Obamacare’s Threat of Centralized Control
I don't like much about Obamacare. But most urgently, I oppose its imposition of anti-American centralized control--in the sense that it is the antithesis of the Founders' governing philosophy--and hopeless complexity over a huge sector of the American economy, as much about the seizure of raw power as it is about restraining costs.
That's the NHS model. No, not in the method of its funding but the flawed presumption that bureaucrats somehow know best, a point made very well in by Theodore Dalyrimple's interesting article about the NHS, entitled "Universal Mediocrity" (my emphasis):
In obeying directives not because they are right but because they are directives, doctors lose their self-respect, their probity, and their intellectual honesty. Gogolian absurdity can result—with a hint of Kafkaesque menace and Orwellian linguistic dishonesty. When the British government decreed that every patient arriving in the emergency room should be admitted to a hospital ward within four hours if admission was necessary (and that hospitals would face fines if they failed to adhere to the rule), traffic jams of ambulances formed outside one famous hospital, with their patients prevented from entering the emergency rooms until the hospital could comply with the directive. Other hospitals redesignated their corridors as wards so that they could claim that patients on stretchers had been admitted in time. In a centralized system, the setting of targets will encourage organized deception, as well as distortion of effort.

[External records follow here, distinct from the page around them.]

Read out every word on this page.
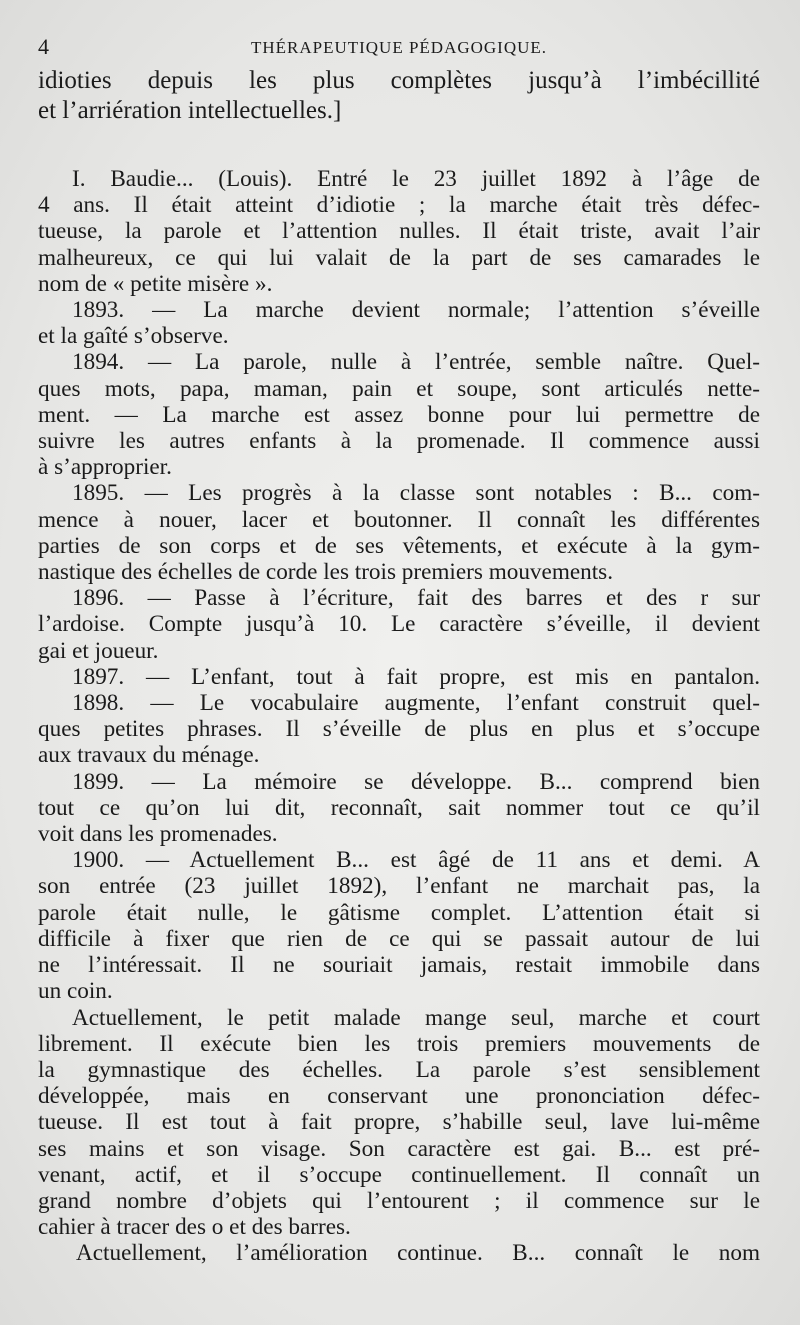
4	THÉRAPEUTIQUE PÉDAGOGIQUE.
idioties depuis les plus complètes jusqu’à l’imbécillité
et l’arriération intellectuelles.]
I. Baudie... (Louis). Entré le 23 juillet 1892 à l’âge de
4 ans. Il était atteint d’idiotie ; la marche était très défec-
tueuse, la parole et l’attention nulles. Il était triste, avait l’air
malheureux, ce qui lui valait de la part de ses camarades le
nom de « petite misère ».
1893. — La marche devient normale; l’attention s’éveille
et la gaîté s’observe.
1894. — La parole, nulle à l’entrée, semble naître. Quel-
ques mots, papa, maman, pain et soupe, sont articulés nette-
ment. — La marche est assez bonne pour lui permettre de
suivre les autres enfants à la promenade. Il commence aussi
à s’approprier.
1895. — Les progrès à la classe sont notables : B... com-
mence à nouer, lacer et boutonner. Il connaît les différentes
parties de son corps et de ses vêtements, et exécute à la gym-
nastique des échelles de corde les trois premiers mouvements.
1896. — Passe à l’écriture, fait des barres et des r sur
l’ardoise. Compte jusqu’à 10. Le caractère s’éveille, il devient
gai et joueur.
1897. — L’enfant, tout à fait propre, est mis en pantalon.
1898. — Le vocabulaire augmente, l’enfant construit quel-
ques petites phrases. Il s’éveille de plus en plus et s’occupe
aux travaux du ménage.
1899. — La mémoire se développe. B... comprend bien
tout ce qu’on lui dit, reconnaît, sait nommer tout ce qu’il
voit dans les promenades.
1900. — Actuellement B... est âgé de 11 ans et demi. A
son entrée (23 juillet 1892), l’enfant ne marchait pas, la
parole était nulle, le gâtisme complet. L’attention était si
difficile à fixer que rien de ce qui se passait autour de lui
ne l’intéressait. Il ne souriait jamais, restait immobile dans
un coin.
Actuellement, le petit malade mange seul, marche et court
librement. Il exécute bien les trois premiers mouvements de
la gymnastique des échelles. La parole s’est sensiblement
développée, mais en conservant une prononciation défec-
tueuse. Il est tout à fait propre, s’habille seul, lave lui-même
ses mains et son visage. Son caractère est gai. B... est pré-
venant, actif, et il s’occupe continuellement. Il connaît un
grand nombre d’objets qui l’entourent ; il commence sur le
cahier à tracer des o et des barres.
Actuellement, l’amélioration continue. B... connaît le nom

In the United States, after President Obama’s health-care law proposed fining hospitals that readmitted too many patients within 30 days of discharge, editorials in the New England Journal of Medicine pointed out the dangers posed by that rule. They omitted to say that when giant bureaucracies set targets for others to reach, they intend not so much to procure improvement as to impose control.
They say that power corrupts and absolute power corrupts absolutely. We already see some of that. But more primarily, it is also the enemy of excellence and innovation. Deprofessionalizing medicine into a technocracy--already in its early stages--will not make our doctors and hospitals better, but instead, equalize increasingly mediocre results.